Higher wages could make low-wage earners less reliant on government help
If it’s not painfully clear yet, the battle over raising the minimum wage — in Missouri and nationally — is long from over.
On the same day that the Kansas City Council voted to incrementally increase the minimum wage, Hillary Clinton told BuzzFeed that she would not back efforts to raise the federal minimum to $15 an hour while also saying that she supported such city-by-city efforts. A rival seeking the Democratic nomination for president, Bernie Sanders, seized on Clinton’s waffling to state his full support for a $15 federal minimum.
One fear of raising the minimum wage is that it would inadvertently harm a family’s eligibility for state benefits because so many low-wage earners currently subsidize their budgets this way.
By keeping wages low, some businesses operate on a model that expects taxpayers to pick up the slack.

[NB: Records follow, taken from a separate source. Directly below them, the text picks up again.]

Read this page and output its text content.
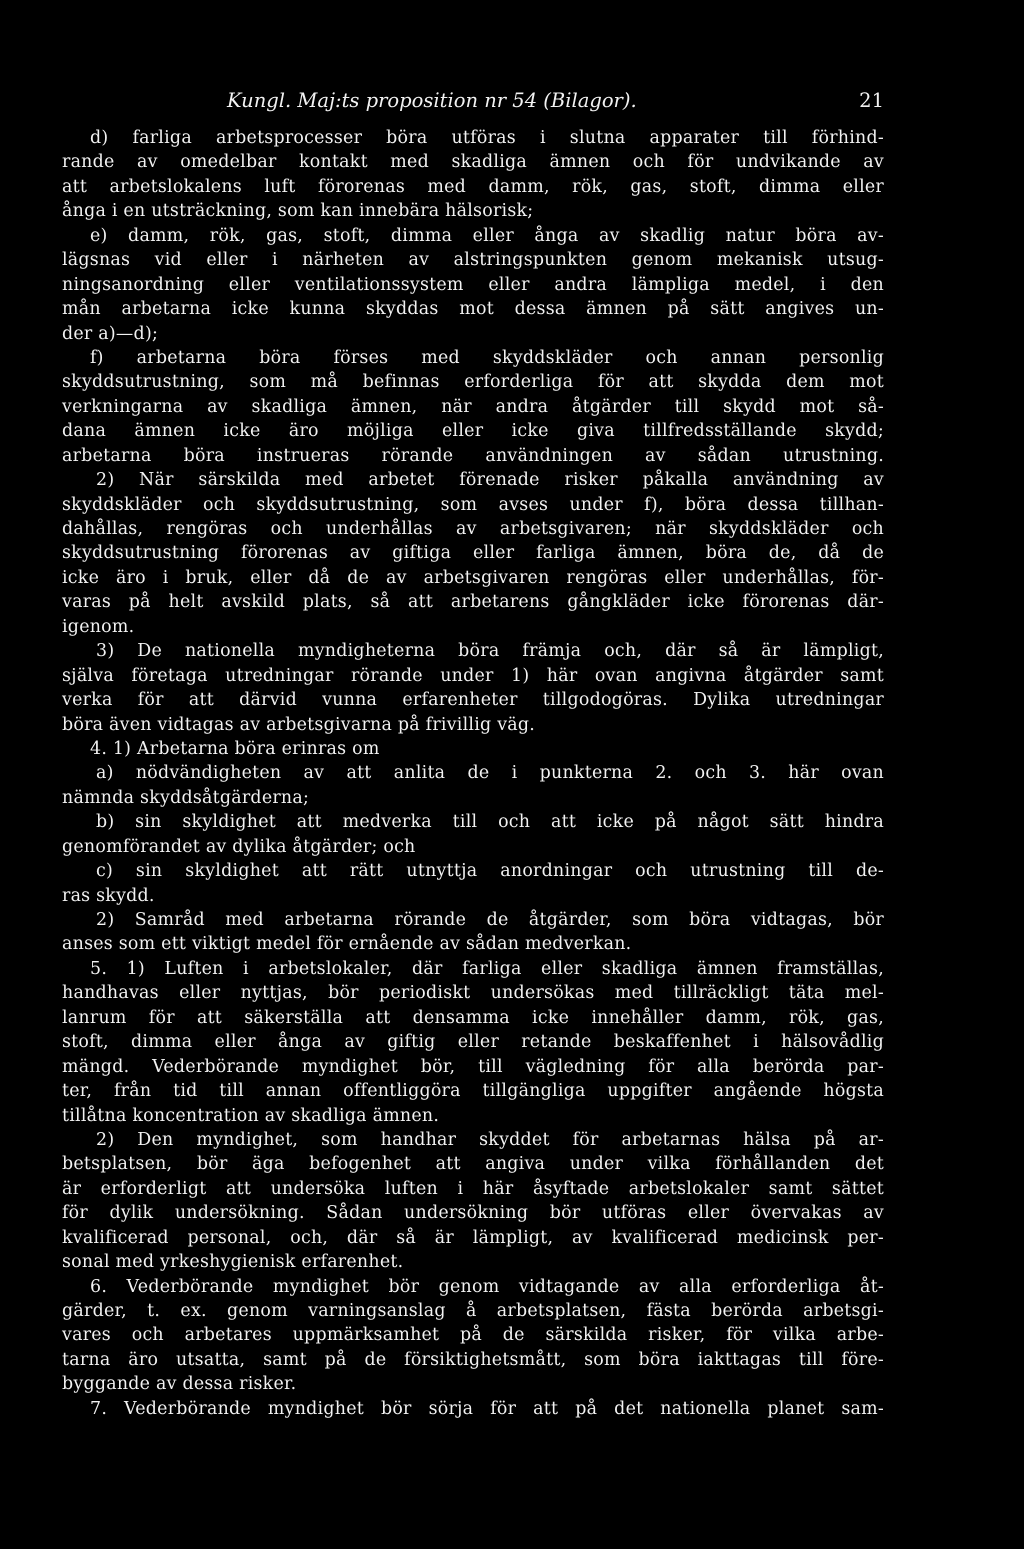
Kungl. Maj:ts proposition nr 54 (Bilagor).	21
d) farliga arbetsprocesser böra utföras i slutna apparater till förhind-
rande av omedelbar kontakt med skadliga ämnen och för undvikande av
att arbetslokalens luft förorenas med damm, rök, gas, stoft, dimma eller
ånga i en utsträckning, som kan innebära hälsorisk;
e) damm, rök, gas, stoft, dimma eller ånga av skadlig natur böra av-
lägsnas vid eller i närheten av alstringspunkten genom mekanisk utsug-
ningsanordning eller ventilationssystem eller andra lämpliga medel, i den
mån arbetarna icke kunna skyddas mot dessa ämnen på sätt angives un-
der a)—d);
f) arbetarna böra förses med skyddskläder och annan personlig
skyddsutrustning, som må befinnas erforderliga för att skydda dem mot
verkningarna av skadliga ämnen, när andra åtgärder till skydd mot så-
dana ämnen icke äro möjliga eller icke giva tillfredsställande skydd;
arbetarna böra instrueras rörande användningen av sådan utrustning.
2) När särskilda med arbetet förenade risker påkalla användning av
skyddskläder och skyddsutrustning, som avses under f), böra dessa tillhan-
dahållas, rengöras och underhållas av arbetsgivaren; när skyddskläder och
skyddsutrustning förorenas av giftiga eller farliga ämnen, böra de, då de
icke äro i bruk, eller då de av arbetsgivaren rengöras eller underhållas, för-
varas på helt avskild plats, så att arbetarens gångkläder icke förorenas där-
igenom.
3) De nationella myndigheterna böra främja och, där så är lämpligt,
själva företaga utredningar rörande under 1) här ovan angivna åtgärder samt
verka för att därvid vunna erfarenheter tillgodogöras. Dylika utredningar
böra även vidtagas av arbetsgivarna på frivillig väg.
4. 1) Arbetarna böra erinras om
a) nödvändigheten av att anlita de i punkterna 2. och 3. här ovan
nämnda skyddsåtgärderna;
b) sin skyldighet att medverka till och att icke på något sätt hindra
genomförandet av dylika åtgärder; och
c) sin skyldighet att rätt utnyttja anordningar och utrustning till de-
ras skydd.
2) Samråd med arbetarna rörande de åtgärder, som böra vidtagas, bör
anses som ett viktigt medel för ernående av sådan medverkan.
5. 1) Luften i arbetslokaler, där farliga eller skadliga ämnen framställas,
handhavas eller nyttjas, bör periodiskt undersökas med tillräckligt täta mel-
lanrum för att säkerställa att densamma icke innehåller damm, rök, gas,
stoft, dimma eller ånga av giftig eller retande beskaffenhet i hälsovådlig
mängd. Vederbörande myndighet bör, till vägledning för alla berörda par-
ter, från tid till annan offentliggöra tillgängliga uppgifter angående högsta
tillåtna koncentration av skadliga ämnen.
2) Den myndighet, som handhar skyddet för arbetarnas hälsa på ar-
betsplatsen, bör äga befogenhet att angiva under vilka förhållanden det
är erforderligt att undersöka luften i här åsyftade arbetslokaler samt sättet
för dylik undersökning. Sådan undersökning bör utföras eller övervakas av
kvalificerad personal, och, där så är lämpligt, av kvalificerad medicinsk per-
sonal med yrkeshygienisk erfarenhet.
6. Vederbörande myndighet bör genom vidtagande av alla erforderliga åt-
gärder, t. ex. genom varningsanslag å arbetsplatsen, fästa berörda arbetsgi-
vares och arbetares uppmärksamhet på de särskilda risker, för vilka arbe-
tarna äro utsatta, samt på de försiktighetsmått, som böra iakttagas till före-
byggande av dessa risker.
7. Vederbörande myndighet bör sörja för att på det nationella planet sam-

Income guidelines for such programs need to be modernized and restructured.
Self-sufficiency for those families is the goal. The fear is of trapping people in a no man’s land where they earn too much to qualify but not enough to meet household needs.
For Missouri, those questions have been answered, at least from one view. “Pathways Out of Poverty: Higher Wages and Targeted Benefits Create Needed Opportunities” is a joint report by Empower Missouri and Vision for Children at Risk.
The main findings:
▪ Even if the minimum wage is raised to $15, an adult with one child would continue to be eligible for the earned income tax credit.
▪ Families will not lose the benefit of the child tax credit, even if the minimum wage is raised as high as $15 an hour.
▪ Missouri’s MO HealthNet for Kids program protects children if the minimum wage is raised.
▪ Boosting the minimum wage would mean that many currently uninsured adults would become eligible for insurance subsidies.
▪ Missouri’s public health insurance program generally assures pregnant women health coverage. Raising the minimum wage does not change this.
▪ Supplemental Nutrition Assistance Program benefits, or food stamps, are an incentive to earn more because increased earnings more than offset the loss of SNAP benefits.
▪ An increase in Kansas City and St. Louis will not deny children the benefit of free and reduced price lunches. Both public school systems feed all students without regard to income.
▪ Families receiving benefits through federal Women, Infants and Children programs won’t be affected by raising the minimum wage to $15 an hour unless the federal poverty level declines by 2020.
The report also says that Missouri’s inadequate, unrealistic child care subsidies can be — and should be — fixed and that reimbursement rates to child care providers should also be modernized so parents aren’t punished for improving their wages.